Jean-Paul Salomé ? Mouais. Isabelle Huppert en policière s'improvisant trafiquante pour arrondir des fins de mois compliquées, parlant arabe en prime ? Déjà plus. Et puis vu le programme actuel dans nos salles obscures, un film dont le sujet sort de l'ordinaire, c'est déjà pas mal. J'ai eu un peu de mal à rentrer dedans, même si nous sommes assez vite dans le vif du sujet. Ni prenant ni ennuyeux, « La Daronne » mène honnêtement sa barque pour raconter cette histoire plutôt originale, sans parvenir à lui donner autant de saveur qu'espéré (je pense notamment aux dialogues et aux seconds rôles, où l'on sent pourtant un potentiel humoristique fort), si ce n'est à travers ces deux dealers au rabais tellement idiots qu'ils en deviennent presque sympathiques.

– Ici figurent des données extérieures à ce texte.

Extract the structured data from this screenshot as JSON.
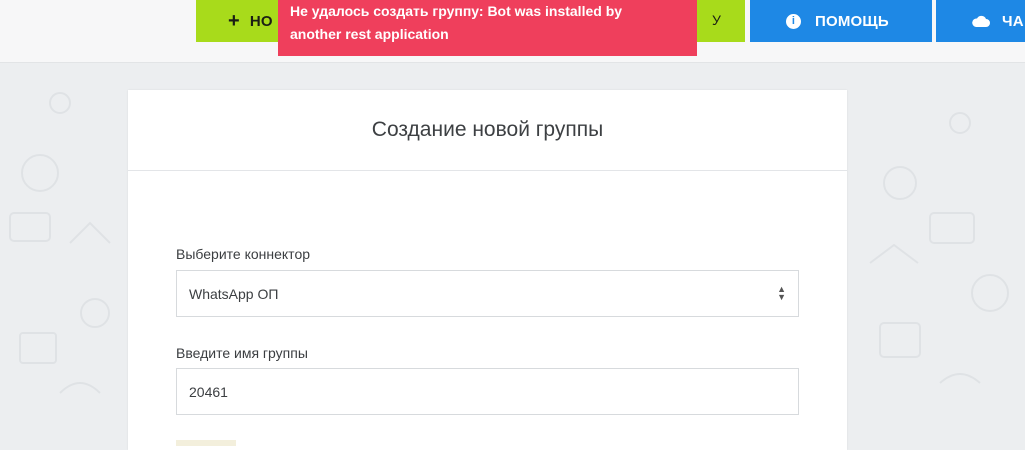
{
  "header": {
    "new_button": {
      "label": "НО",
      "tail": "У",
      "icon": "plus-icon"
    },
    "help_button": {
      "label": "ПОМОЩЬ",
      "icon": "info-icon"
    },
    "chat_button": {
      "label": "ЧА",
      "icon": "cloud-icon"
    }
  },
  "toast": {
    "line1": "Не удалось создать группу: Bot was installed by",
    "line2": "another rest application",
    "color": "#ef3f5c"
  },
  "form": {
    "title": "Создание новой группы",
    "connector": {
      "label": "Выберите коннектор",
      "value": "WhatsApp ОП"
    },
    "group_name": {
      "label": "Введите имя группы",
      "value": "20461"
    }
  },
  "colors": {
    "green": "#a8db1b",
    "blue": "#1e88e5"
  }
}
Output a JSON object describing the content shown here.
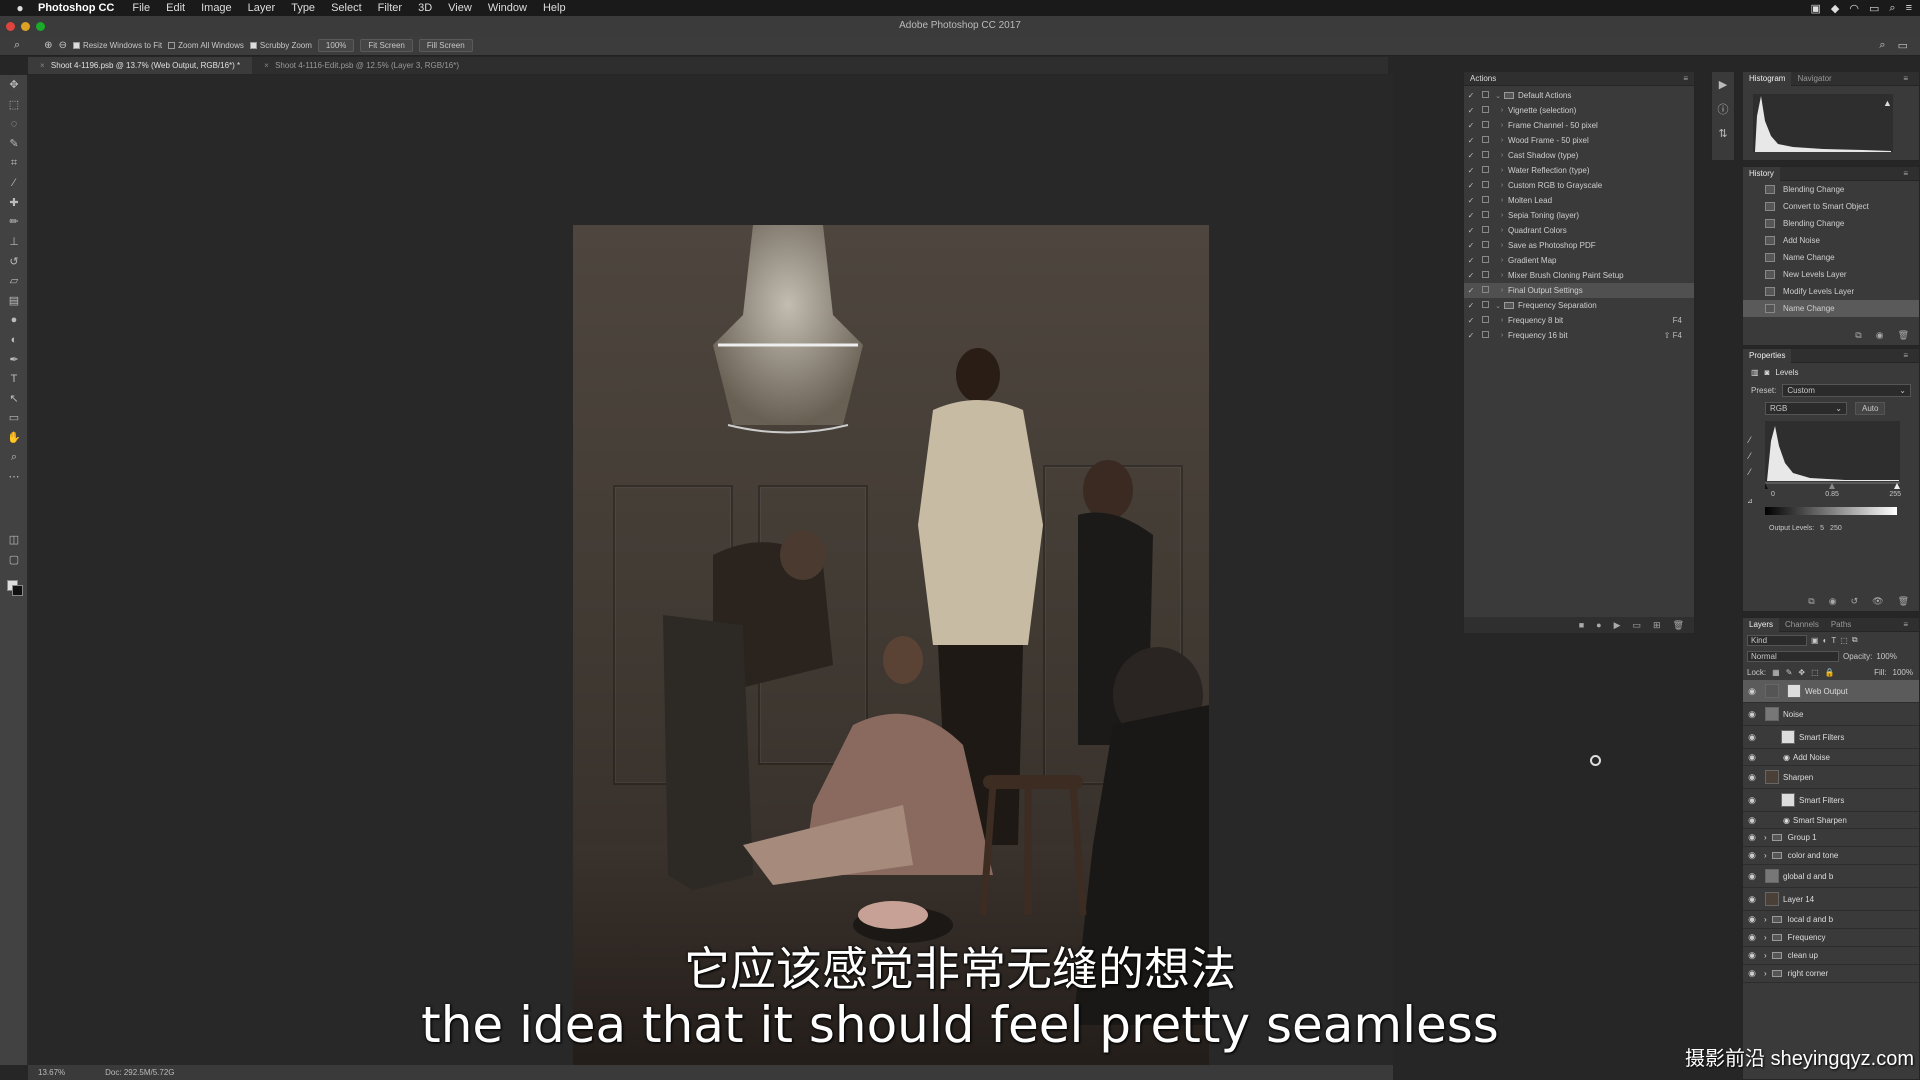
{
  "menubar": {
    "app_name": "Photoshop CC",
    "menus": [
      "File",
      "Edit",
      "Image",
      "Layer",
      "Type",
      "Select",
      "Filter",
      "3D",
      "View",
      "Window",
      "Help"
    ]
  },
  "window": {
    "title": "Adobe Photoshop CC 2017"
  },
  "options_bar": {
    "resize_windows": "Resize Windows to Fit",
    "zoom_all": "Zoom All Windows",
    "scrubby": "Scrubby Zoom",
    "zoom_pct": "100%",
    "fit_screen": "Fit Screen",
    "fill_screen": "Fill Screen"
  },
  "tabs": [
    {
      "label": "Shoot 4-1196.psb @ 13.7% (Web Output, RGB/16*) *"
    },
    {
      "label": "Shoot 4-1116-Edit.psb @ 12.5% (Layer 3, RGB/16*)"
    }
  ],
  "actions_panel": {
    "title": "Actions",
    "rows": [
      {
        "label": "Default Actions",
        "folder": true,
        "expanded": true
      },
      {
        "label": "Vignette (selection)"
      },
      {
        "label": "Frame Channel - 50 pixel"
      },
      {
        "label": "Wood Frame - 50 pixel"
      },
      {
        "label": "Cast Shadow (type)"
      },
      {
        "label": "Water Reflection (type)"
      },
      {
        "label": "Custom RGB to Grayscale"
      },
      {
        "label": "Molten Lead"
      },
      {
        "label": "Sepia Toning (layer)"
      },
      {
        "label": "Quadrant Colors"
      },
      {
        "label": "Save as Photoshop PDF"
      },
      {
        "label": "Gradient Map"
      },
      {
        "label": "Mixer Brush Cloning Paint Setup"
      },
      {
        "label": "Final Output Settings",
        "selected": true
      },
      {
        "label": "Frequency Separation",
        "folder": true,
        "expanded": true
      },
      {
        "label": "Frequency 8 bit",
        "key": "F4"
      },
      {
        "label": "Frequency 16 bit",
        "key": "⇧ F4"
      }
    ]
  },
  "histogram_panel": {
    "tabs": [
      "Histogram",
      "Navigator"
    ]
  },
  "history_panel": {
    "title": "History",
    "items": [
      "Blending Change",
      "Convert to Smart Object",
      "Blending Change",
      "Add Noise",
      "Name Change",
      "New Levels Layer",
      "Modify Levels Layer",
      "Name Change"
    ]
  },
  "properties_panel": {
    "title": "Properties",
    "adjustment": "Levels",
    "preset_label": "Preset:",
    "preset_value": "Custom",
    "channel": "RGB",
    "auto": "Auto",
    "input_levels": [
      "0",
      "0.85",
      "255"
    ],
    "output_label": "Output Levels:",
    "output_levels": [
      "5",
      "250"
    ]
  },
  "layers_panel": {
    "tabs": [
      "Layers",
      "Channels",
      "Paths"
    ],
    "kind": "Kind",
    "blend_mode": "Normal",
    "opacity_label": "Opacity:",
    "opacity": "100%",
    "lock_label": "Lock:",
    "fill_label": "Fill:",
    "fill": "100%",
    "layers": [
      {
        "name": "Web Output",
        "thumb": "levels",
        "selected": true
      },
      {
        "name": "Noise",
        "thumb": "gray"
      },
      {
        "name": "Smart Filters",
        "thumb": "white",
        "indent": true
      },
      {
        "name": "Add Noise",
        "indent": true,
        "filter": true
      },
      {
        "name": "Sharpen",
        "thumb": "dark"
      },
      {
        "name": "Smart Filters",
        "thumb": "white",
        "indent": true
      },
      {
        "name": "Smart Sharpen",
        "indent": true,
        "filter": true
      },
      {
        "name": "Group 1",
        "thumb": "folder"
      },
      {
        "name": "color and tone",
        "thumb": "folder"
      },
      {
        "name": "global d and b",
        "thumb": "gray"
      },
      {
        "name": "Layer 14",
        "thumb": "dark"
      },
      {
        "name": "local d and b",
        "thumb": "folder"
      },
      {
        "name": "Frequency",
        "thumb": "folder"
      },
      {
        "name": "clean up",
        "thumb": "folder"
      },
      {
        "name": "right corner",
        "thumb": "folder"
      }
    ]
  },
  "status": {
    "zoom": "13.67%",
    "doc": "Doc: 292.5M/5.72G"
  },
  "subtitles": {
    "chinese": "它应该感觉非常无缝的想法",
    "english": "the idea that it should feel pretty seamless"
  },
  "watermark": "摄影前沿 sheyingqyz.com"
}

On a un peu de mal à y croire, mais le ton pince-sans-rire choisi s'avère pas mal adapté au propos, renforcé par la sobriété envers et contre tout d'Isabelle Huppert (au jeu toujours identique et pourtant jamais tout à fait le même), que l'on suit jusqu'au bout dans son entreprise aussi improbable que dangereuse. D'ailleurs, si je trouvais le rythme un peu mou pendant la première moitié, cela s'emballe par la suite, même les personnages manquant de relief finissant par trouver leur place dans le récit pour amener quelques situations intéressantes, notamment lors de
la course-poursuite où l'héroïne est à deux doigts de se faire piéger
(clairement la meilleure scène).
Salomé touche alors à quelque chose de plus juste, plus profond dans le regard qu'il a pour chacun, jusque dans son dénouement plaisamment amoral, préférant le « happy end individuel à la « love story ». Au vu du potentiel, il y avait sans doute de quoi faire mieux : Salomé échoue à donner plus de personnalité, un ton vraiment incisif quant à un scénario qui aurait pu aller vraiment très loin dans le cynisme. Mais il fait aussi preuve de belles idées
(les jeux vidéo pour brouiller les conversations!)
et sait mener sa barque avec une certaine tenue, voire un joli savoir-faire par moments. Pas un incontournable, donc, mais en cette année 2020 si compliquée pour le septième art, pourquoi pas.